Pope Francis addresses a joint meeting of the U.S. Congress.

Pope Francis addresses a joint meeting of the U.S. Congress.

WASHINGTON -- Pope Francis praised the United States as a land of liberty and opportunity, but also gently reprimanded the country, calling on lawmakers to abolish the death penalty, be more inclusive of immigrants, and do more to combat climate change.

In the first speech ever by a pope to a joint session of the U.S. Congress, the Roman Catholic pontiff on September 24 prompted an immediate standing ovation by opening his address with the quotation “land of the free and the home of the brave.”

He proceeded to discuss themes central to his papacy, including the problems of poverty, environmental degradation, immigration, and religious extremism.

"We know that no religion is immune from forms of individual delusion or ideological extremism. This means that we must be especially attentive to every type of fundamentalism, whether religious or of any other kind," Francis said during a 50-minute speech in a packed chamber at the U.S. Capitol.

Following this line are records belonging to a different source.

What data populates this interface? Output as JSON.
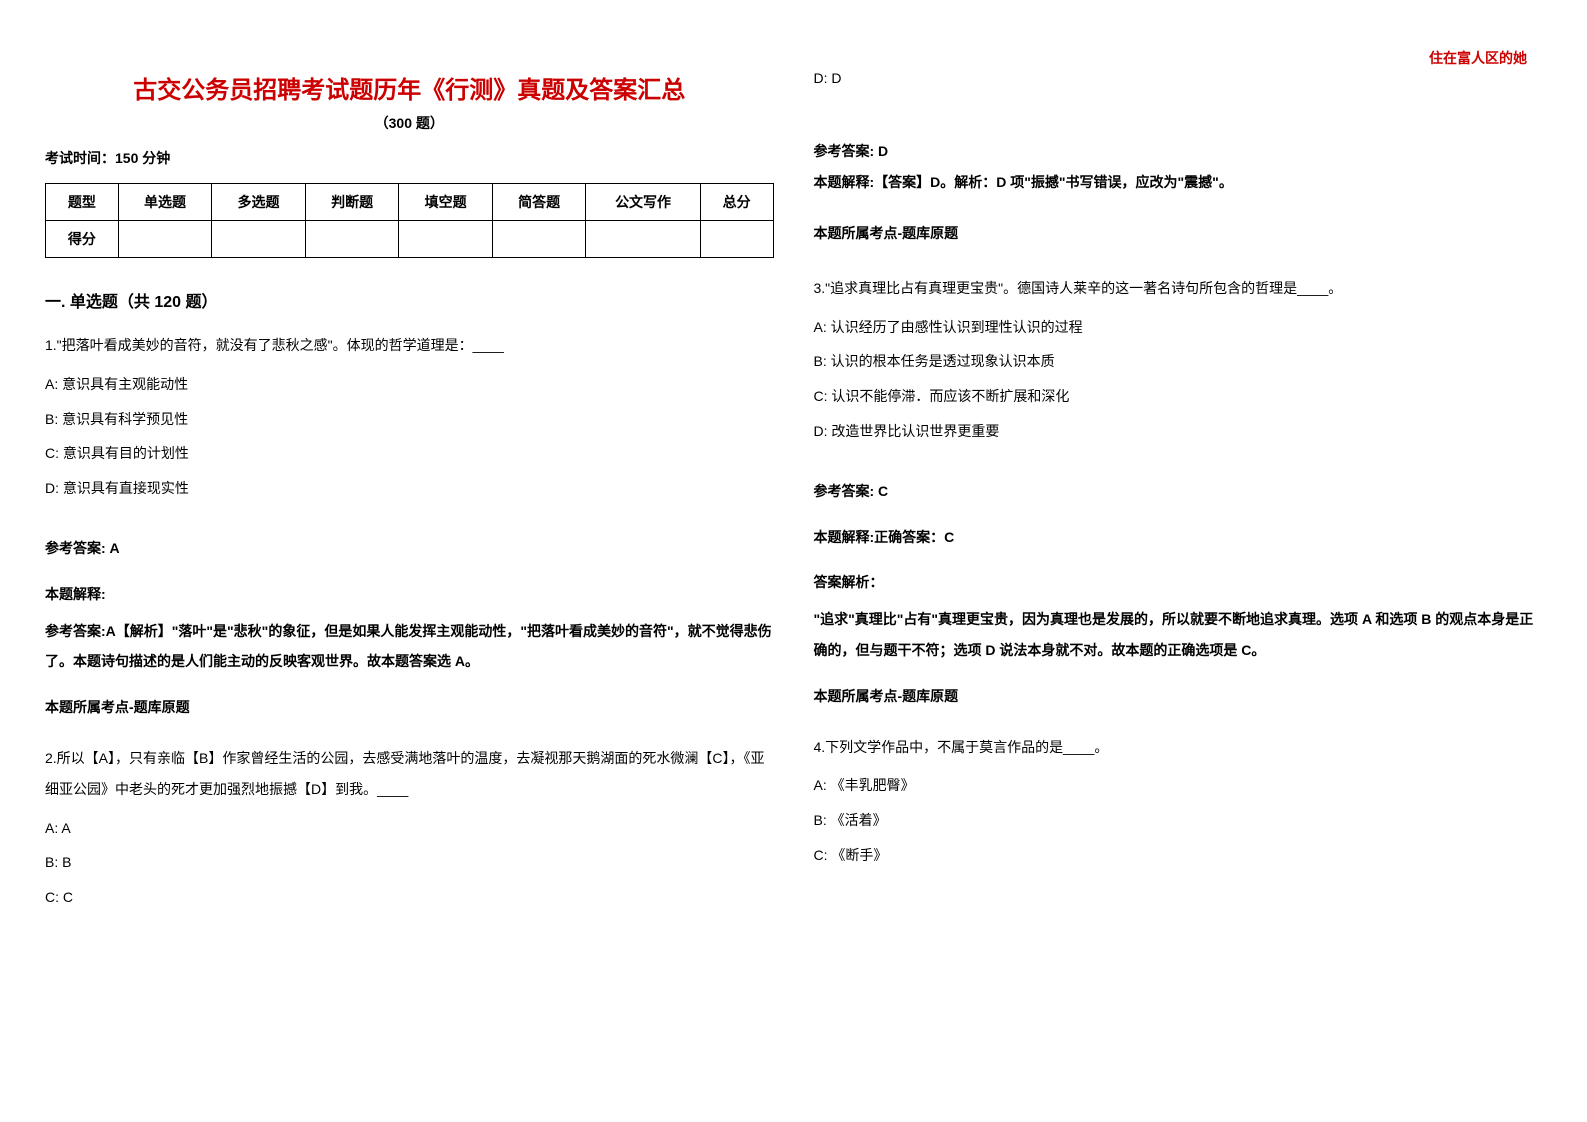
{
  "header": {
    "right_text": "住在富人区的她"
  },
  "title": "古交公务员招聘考试题历年《行测》真题及答案汇总",
  "subtitle": "（300 题）",
  "exam_time": "考试时间：150 分钟",
  "score_table": {
    "headers": [
      "题型",
      "单选题",
      "多选题",
      "判断题",
      "填空题",
      "简答题",
      "公文写作",
      "总分"
    ],
    "row_label": "得分"
  },
  "section_title": "一. 单选题（共 120 题）",
  "q1": {
    "text": "1.\"把落叶看成美妙的音符，就没有了悲秋之感\"。体现的哲学道理是：____",
    "options": {
      "A": "A:  意识具有主观能动性",
      "B": "B:  意识具有科学预见性",
      "C": "C:  意识具有目的计划性",
      "D": "D:  意识具有直接现实性"
    },
    "answer_label": "参考答案: A",
    "explain_label": "本题解释:",
    "explain_text": "参考答案:A【解析】\"落叶\"是\"悲秋\"的象征，但是如果人能发挥主观能动性，\"把落叶看成美妙的音符\"，就不觉得悲伤了。本题诗句描述的是人们能主动的反映客观世界。故本题答案选 A。",
    "topic_label": "本题所属考点-题库原题"
  },
  "q2": {
    "text": "2.所以【A】，只有亲临【B】作家曾经生活的公园，去感受满地落叶的温度，去凝视那天鹅湖面的死水微澜【C】，《亚细亚公园》中老头的死才更加强烈地振撼【D】到我。____",
    "options": {
      "A": "A: A",
      "B": "B: B",
      "C": "C: C"
    }
  },
  "right_top": {
    "option_d": "D: D",
    "answer_label": "参考答案: D",
    "explain_text": "本题解释:【答案】D。解析：D 项\"振撼\"书写错误，应改为\"震撼\"。",
    "topic_label": "本题所属考点-题库原题"
  },
  "q3": {
    "text": "3.\"追求真理比占有真理更宝贵\"。德国诗人莱辛的这一著名诗句所包含的哲理是____。",
    "options": {
      "A": "A:  认识经历了由感性认识到理性认识的过程",
      "B": "B:  认识的根本任务是透过现象认识本质",
      "C": "C:  认识不能停滞．而应该不断扩展和深化",
      "D": "D:  改造世界比认识世界更重要"
    },
    "answer_label": "参考答案: C",
    "explain_label": "本题解释:正确答案：C",
    "analysis_label": "答案解析：",
    "explain_text": "\"追求\"真理比\"占有\"真理更宝贵，因为真理也是发展的，所以就要不断地追求真理。选项 A 和选项 B 的观点本身是正确的，但与题干不符；选项 D 说法本身就不对。故本题的正确选项是 C。",
    "topic_label": "本题所属考点-题库原题"
  },
  "q4": {
    "text": "4.下列文学作品中，不属于莫言作品的是____。",
    "options": {
      "A": "A:  《丰乳肥臀》",
      "B": "B:  《活着》",
      "C": "C:  《断手》"
    }
  }
}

“A delicate balance is required to combat violence perpetrated in the name of a religion, an ideology, or an economic system, while also safeguarding religious freedom, intellectual freedom, and individual freedoms," he added.

Speaking in accented English, which Vatican observers say Francis practiced diligently ahead of his U.S. visit, the pope mentioned four Americans who he said embodied the country’s spirit, including Abraham Lincoln, the president who served during the U.S. Civil War, and Martin Luther King Jr., the Nobel Peace Prize-winning civil rights leader of the 1960s.

Francis pushed lawmakers to do more to embrace immigrants, making a Biblical allusion to the “stranger in our midst” and invoking the immigrant past of most Americans.

“We the people are not fearful of foreigners because most of us were once foreign. I say this to you as a son of immigrants knowing that so many of you are also descendants of immigrants,” said Francis, the son of Italian immigrants to Argentina.

"We must not be taken aback by their numbers, but rather view them as persons, seeing their faces and listening to their stories, trying to respond as best as we can to their situation," he said.

Immigration reform has sharply divided Congress and become a polarizing issue in the presidential race, as lawmakers struggle to find some way to pass legislation on the issue.

The pope mentioned his push to see the death penalty abolished around the world. The United States, where 35 people were put to death in 2014, ranks high in the number of executions carried out among countries that still employ capital punishment.

He alluded briefly to the issue of abortion, which the Catholic Church opposes, garnering applause when he said "our responsibility [is] to protect and defend human life at every stage of its development."

He also criticized the global arms trade -- the United States is the world's largest exporter of weapons -- and said more must be done to stop environmental destruction and slow the rise in global temperatures, which mainstream scientists attribute 7to human activity.

“We need a conversation which includes everyone, since the environmental challenge we are undergoing, and its human roots, concern and affect us all,” Francis said.

“I call for a courageous and responsible effort...to avert the most serious effects of the environment deterioration caused by human activity,” he continued. “I am convinced we can make a difference. I am sure.”

Francis spoke a day after receiving a formal state welcome by U.S. President Barack Obama at the White House, which was followed by a drive around the National Mall, where tens of thousands waved, cheered, and photographed the pontiff. Later that day he presided over Mass at a Washington cathedral.

Speaking to both chambers of Congress is an opportunity accorded to relatively few dignitaries. The last foreign leader to speak to the chambers was Japanese Prime Minister Shinzo Abe in April.

Ahead of the speech, some lawmakers had indicated they would boycott the event. Paul Gosar, a Republican from Arizona, said Francis’s focus on climate change was wrong. It was not immediately clear if Gosar attended the event.

Several members of Obama's cabinet were in attendance, as were four members of the U.S. Supreme Court, including Chief Justice John Roberts.

Other conservative Supreme Court judges, including Antonin Scalia and Samuel Alito, both Catholics, stayed away.

The pope's six-day U.S. tour continues on September 25 with an address to the UN General Assembly in New York followed by a visit to Philadelphia on September 26-27.